The Blood Knight - J. Gregory Keyes [88]
“Mamres curse you, stand and fight!” Cazio bellowed. He was getting cold now. His bare feet crunched on snow.
Once again he chased after the elusive swordsman, panting dragon breath. His fingers, nose, and other extremities were numbing with cold such as he had never known, and he began to remember stories he had heard of body parts freezing off. Could such a thing really happen? It had always seemed absurd.
They burst from the maze and sprinted through a garden where a thinly clothed statue of Lady Erenda presided over a pair of marble lovers in a frozen basin. Ahead, Cazio could see a canal and the swordsman’s destination: a horse tethered in a small grove of trees.
He tried to redouble his speed, with limited success. The snow and his numb toes made it difficult to keep his balance.
The swordsman was trying to untie his beast when Cazio launched his attack. Giving up the task, the man turned to meet him. Cazio saw with surprise that he had pulled his mask down, probably to breathe better. The face was indeed Sefry, delicate and almost blue in the moonlight, with hair so fair that it looked as if he had no eyebrows or lashes, as if he were carved of alabaster.
He avoided Cazio’s rush, turning his body aside and leaving his point for Cazio to impale himself on. Cazio checked his headlong rush, however, and picked up the extended blade in a bind. He was unable to riposte, but pushed past instead, and they both turned to face each other again.
“I’m really going to have to kill you,” the Sefry remarked.
“Your Vitellian is odd, almost more Safnian,” Cazio said. “Tell me your name, or if not that, at least where you hail from.”
“Sefry hail from nowhere, as you must know,” the assassin replied. “But my clan plied the routes from Abrinia to Virgenya.”
“Yes, but you did not learn your dessrata in Abrinia or Virgenya. Then where?”
“In Toto da’Curnas,” he replied, “in the Alixanath Mountains. My mestro was named Espedio Raes da Loviada.”
“Mestro Espedio?” Z’Acatto had studied with Espedio. “Mestro Espedio has been dead for a long time,” Cazio said.
“And Sefry live a long time,” the fellow replied.
“Give me something to call you.”
“Call me Acredo,” he replied. “It is the name of my rapier.”
“Acredo, I no more believe you studied with Mestro Espedio than that you’ve hunted rabbits on the moon, but let me see.

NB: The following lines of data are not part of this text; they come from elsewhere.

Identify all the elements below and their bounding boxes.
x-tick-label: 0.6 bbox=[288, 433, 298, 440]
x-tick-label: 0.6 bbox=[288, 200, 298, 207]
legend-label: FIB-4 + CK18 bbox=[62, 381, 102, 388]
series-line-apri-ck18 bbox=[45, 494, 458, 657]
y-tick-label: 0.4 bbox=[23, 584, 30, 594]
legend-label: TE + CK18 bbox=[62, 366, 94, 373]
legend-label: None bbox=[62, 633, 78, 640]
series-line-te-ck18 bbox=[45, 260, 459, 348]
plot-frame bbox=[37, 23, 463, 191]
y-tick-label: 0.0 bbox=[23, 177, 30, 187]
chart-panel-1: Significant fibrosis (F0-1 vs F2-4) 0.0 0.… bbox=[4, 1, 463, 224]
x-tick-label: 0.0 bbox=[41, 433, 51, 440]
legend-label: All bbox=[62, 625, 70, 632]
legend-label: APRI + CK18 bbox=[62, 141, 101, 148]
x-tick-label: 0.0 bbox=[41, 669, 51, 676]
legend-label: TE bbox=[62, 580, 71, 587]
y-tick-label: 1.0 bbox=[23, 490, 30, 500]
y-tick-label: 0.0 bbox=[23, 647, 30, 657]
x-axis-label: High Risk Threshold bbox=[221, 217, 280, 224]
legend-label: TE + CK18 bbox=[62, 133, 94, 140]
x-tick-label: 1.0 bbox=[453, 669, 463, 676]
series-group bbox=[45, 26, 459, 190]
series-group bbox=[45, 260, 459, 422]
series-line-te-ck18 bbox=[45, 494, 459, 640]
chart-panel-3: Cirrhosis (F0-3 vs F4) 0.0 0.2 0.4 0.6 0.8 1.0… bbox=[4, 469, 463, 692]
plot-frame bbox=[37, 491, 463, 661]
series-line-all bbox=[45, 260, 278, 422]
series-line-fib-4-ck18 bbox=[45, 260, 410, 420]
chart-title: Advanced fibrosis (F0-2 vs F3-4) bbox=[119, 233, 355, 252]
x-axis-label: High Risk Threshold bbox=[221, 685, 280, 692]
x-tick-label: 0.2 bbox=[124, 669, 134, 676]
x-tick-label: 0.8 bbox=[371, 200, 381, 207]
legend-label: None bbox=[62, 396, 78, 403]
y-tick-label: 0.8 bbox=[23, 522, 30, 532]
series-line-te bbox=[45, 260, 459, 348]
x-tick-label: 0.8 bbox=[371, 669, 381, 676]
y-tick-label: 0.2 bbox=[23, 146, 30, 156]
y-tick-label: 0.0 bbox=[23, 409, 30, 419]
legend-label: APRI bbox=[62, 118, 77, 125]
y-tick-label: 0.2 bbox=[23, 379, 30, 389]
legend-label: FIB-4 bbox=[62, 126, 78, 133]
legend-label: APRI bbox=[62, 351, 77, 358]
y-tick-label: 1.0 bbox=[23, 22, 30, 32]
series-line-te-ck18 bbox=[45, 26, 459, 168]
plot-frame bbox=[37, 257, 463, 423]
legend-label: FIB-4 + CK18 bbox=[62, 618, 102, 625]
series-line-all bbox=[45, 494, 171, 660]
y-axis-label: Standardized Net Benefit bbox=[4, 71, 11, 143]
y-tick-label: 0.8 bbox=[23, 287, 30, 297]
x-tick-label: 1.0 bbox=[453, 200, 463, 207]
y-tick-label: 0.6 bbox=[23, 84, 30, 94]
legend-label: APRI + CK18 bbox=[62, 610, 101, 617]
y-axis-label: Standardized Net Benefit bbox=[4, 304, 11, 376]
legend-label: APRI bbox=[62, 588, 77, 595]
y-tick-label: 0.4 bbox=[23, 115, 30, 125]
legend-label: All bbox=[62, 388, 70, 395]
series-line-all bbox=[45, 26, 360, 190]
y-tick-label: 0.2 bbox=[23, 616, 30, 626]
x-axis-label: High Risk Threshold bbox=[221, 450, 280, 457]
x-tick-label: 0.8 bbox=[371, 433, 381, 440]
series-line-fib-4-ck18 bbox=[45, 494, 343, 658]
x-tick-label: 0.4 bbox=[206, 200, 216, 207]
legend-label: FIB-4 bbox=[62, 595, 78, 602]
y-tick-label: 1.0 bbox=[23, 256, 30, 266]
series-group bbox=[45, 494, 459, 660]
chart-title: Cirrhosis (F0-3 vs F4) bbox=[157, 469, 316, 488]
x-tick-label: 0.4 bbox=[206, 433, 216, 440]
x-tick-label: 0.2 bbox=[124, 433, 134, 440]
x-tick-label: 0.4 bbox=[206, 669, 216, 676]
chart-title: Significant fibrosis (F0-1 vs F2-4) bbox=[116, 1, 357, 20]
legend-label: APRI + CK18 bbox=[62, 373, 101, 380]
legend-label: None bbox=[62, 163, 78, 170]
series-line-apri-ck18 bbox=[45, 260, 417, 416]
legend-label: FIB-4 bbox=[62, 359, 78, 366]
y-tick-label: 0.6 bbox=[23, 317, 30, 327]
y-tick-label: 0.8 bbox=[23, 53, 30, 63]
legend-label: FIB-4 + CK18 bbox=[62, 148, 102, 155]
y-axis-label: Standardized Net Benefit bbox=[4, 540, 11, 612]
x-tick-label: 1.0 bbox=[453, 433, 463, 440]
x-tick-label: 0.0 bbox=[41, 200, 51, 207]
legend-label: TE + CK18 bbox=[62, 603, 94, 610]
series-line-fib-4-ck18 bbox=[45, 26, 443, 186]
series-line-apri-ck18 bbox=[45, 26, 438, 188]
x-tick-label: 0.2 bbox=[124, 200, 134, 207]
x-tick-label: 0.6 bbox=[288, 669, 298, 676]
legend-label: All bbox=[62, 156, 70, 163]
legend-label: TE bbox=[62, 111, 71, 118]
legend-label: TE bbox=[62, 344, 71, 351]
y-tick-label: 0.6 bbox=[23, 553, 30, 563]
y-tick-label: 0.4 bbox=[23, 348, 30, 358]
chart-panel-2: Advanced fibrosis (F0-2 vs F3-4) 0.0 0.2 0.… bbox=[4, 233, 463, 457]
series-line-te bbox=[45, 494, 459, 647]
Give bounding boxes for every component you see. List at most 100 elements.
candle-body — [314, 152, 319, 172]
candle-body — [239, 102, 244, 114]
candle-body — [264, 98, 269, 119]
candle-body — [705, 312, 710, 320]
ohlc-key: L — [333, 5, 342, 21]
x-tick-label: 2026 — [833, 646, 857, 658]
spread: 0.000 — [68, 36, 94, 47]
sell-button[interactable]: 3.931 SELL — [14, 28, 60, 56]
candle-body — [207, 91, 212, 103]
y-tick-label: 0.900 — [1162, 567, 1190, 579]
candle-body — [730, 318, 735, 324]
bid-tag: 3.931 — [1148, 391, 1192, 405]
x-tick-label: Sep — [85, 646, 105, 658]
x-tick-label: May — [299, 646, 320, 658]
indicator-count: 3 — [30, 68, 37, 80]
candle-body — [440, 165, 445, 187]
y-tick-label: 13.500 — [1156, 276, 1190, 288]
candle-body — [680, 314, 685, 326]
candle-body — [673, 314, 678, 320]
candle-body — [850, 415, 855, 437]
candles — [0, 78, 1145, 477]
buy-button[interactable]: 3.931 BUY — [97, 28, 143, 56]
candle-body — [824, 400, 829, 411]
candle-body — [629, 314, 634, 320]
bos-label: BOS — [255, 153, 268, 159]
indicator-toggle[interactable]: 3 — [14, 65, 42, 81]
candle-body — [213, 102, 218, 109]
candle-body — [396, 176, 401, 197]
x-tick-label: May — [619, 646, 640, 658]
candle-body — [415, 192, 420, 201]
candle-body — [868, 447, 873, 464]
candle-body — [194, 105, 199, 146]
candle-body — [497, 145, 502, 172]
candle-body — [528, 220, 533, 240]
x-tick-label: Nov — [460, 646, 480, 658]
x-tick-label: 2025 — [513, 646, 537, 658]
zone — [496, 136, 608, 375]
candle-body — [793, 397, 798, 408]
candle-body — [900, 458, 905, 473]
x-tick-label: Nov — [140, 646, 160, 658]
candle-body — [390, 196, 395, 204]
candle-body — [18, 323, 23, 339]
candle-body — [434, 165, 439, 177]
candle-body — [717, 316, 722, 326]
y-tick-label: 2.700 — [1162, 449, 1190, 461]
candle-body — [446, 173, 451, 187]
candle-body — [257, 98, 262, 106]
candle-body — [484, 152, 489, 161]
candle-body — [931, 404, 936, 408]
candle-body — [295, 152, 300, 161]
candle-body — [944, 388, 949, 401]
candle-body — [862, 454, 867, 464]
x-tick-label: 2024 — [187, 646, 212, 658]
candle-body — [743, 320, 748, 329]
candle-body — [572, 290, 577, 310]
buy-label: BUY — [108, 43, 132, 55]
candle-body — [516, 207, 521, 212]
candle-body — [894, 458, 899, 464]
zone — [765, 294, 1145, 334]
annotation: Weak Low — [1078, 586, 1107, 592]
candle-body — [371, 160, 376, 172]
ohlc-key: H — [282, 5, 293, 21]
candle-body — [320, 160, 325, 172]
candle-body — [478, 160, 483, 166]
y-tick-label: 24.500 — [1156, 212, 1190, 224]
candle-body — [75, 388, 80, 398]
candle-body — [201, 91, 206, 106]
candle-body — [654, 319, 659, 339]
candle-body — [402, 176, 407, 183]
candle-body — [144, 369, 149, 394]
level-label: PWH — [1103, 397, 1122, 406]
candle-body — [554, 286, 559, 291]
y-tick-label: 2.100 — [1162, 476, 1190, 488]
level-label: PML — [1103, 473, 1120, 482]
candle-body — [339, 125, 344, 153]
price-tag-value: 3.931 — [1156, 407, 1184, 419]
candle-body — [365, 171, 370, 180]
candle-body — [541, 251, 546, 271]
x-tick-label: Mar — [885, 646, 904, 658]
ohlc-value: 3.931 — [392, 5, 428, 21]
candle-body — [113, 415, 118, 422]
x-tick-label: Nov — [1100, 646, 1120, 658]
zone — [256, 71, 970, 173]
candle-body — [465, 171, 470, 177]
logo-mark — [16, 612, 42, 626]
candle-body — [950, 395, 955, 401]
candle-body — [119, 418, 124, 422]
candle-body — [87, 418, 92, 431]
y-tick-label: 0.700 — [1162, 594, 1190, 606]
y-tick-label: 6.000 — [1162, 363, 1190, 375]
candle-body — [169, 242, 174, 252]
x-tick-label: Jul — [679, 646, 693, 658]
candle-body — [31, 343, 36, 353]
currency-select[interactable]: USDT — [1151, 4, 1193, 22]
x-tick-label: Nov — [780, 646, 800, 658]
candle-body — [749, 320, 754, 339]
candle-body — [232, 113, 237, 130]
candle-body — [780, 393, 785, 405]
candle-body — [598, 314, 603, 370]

I attack with the caspo dolo didieto dachi pere—” He launched an attack to the foot.
Acredo responded by instantly countering to Cazio’s face, but that was anticipated, and Cazio changed his attack to countertime along the blade. Acredo receded into prismo, then cut over Cazio’s blade for a caspo en perto.
Cazio voided to his right and counterthrust to Acredo’s eyes. Acredo ducked and lunged to Cazio’s foot, ending the attack as it had begun, except that Acredo’s blade plunged through Cazio’s numbed foot and into the chill soil below.
“The correct response?” Acredo asked, withdrawing his blooded blade and returning to guard.
Cazio winced. “Nicely done,” he allowed.
“My turn,” Acredo said, and commenced a flurry of feints and attacks.
“The cuckold’s walk home,” Cazio said, recognizing the technique. He replied with the appropriate counter, but again Acredo seemed to know one more move than he, and this time the exchange nearly ended with Acredo’s blade in Cazio’s throat.
Z’Acatto, you old fox, he thought. The old man had left out the final countermoves of Espedio’s set pieces. That had never mattered before, because until now Cazio had never met anyone else who had mastered the old master’s style; he had always managed to make his touch halfway through them. That wouldn’t work here; in fact, it was an almost certain route to failure. Cazio would have to use his own tricks.
But for the first time in a very long time, he reckoned this was a duel he might lose.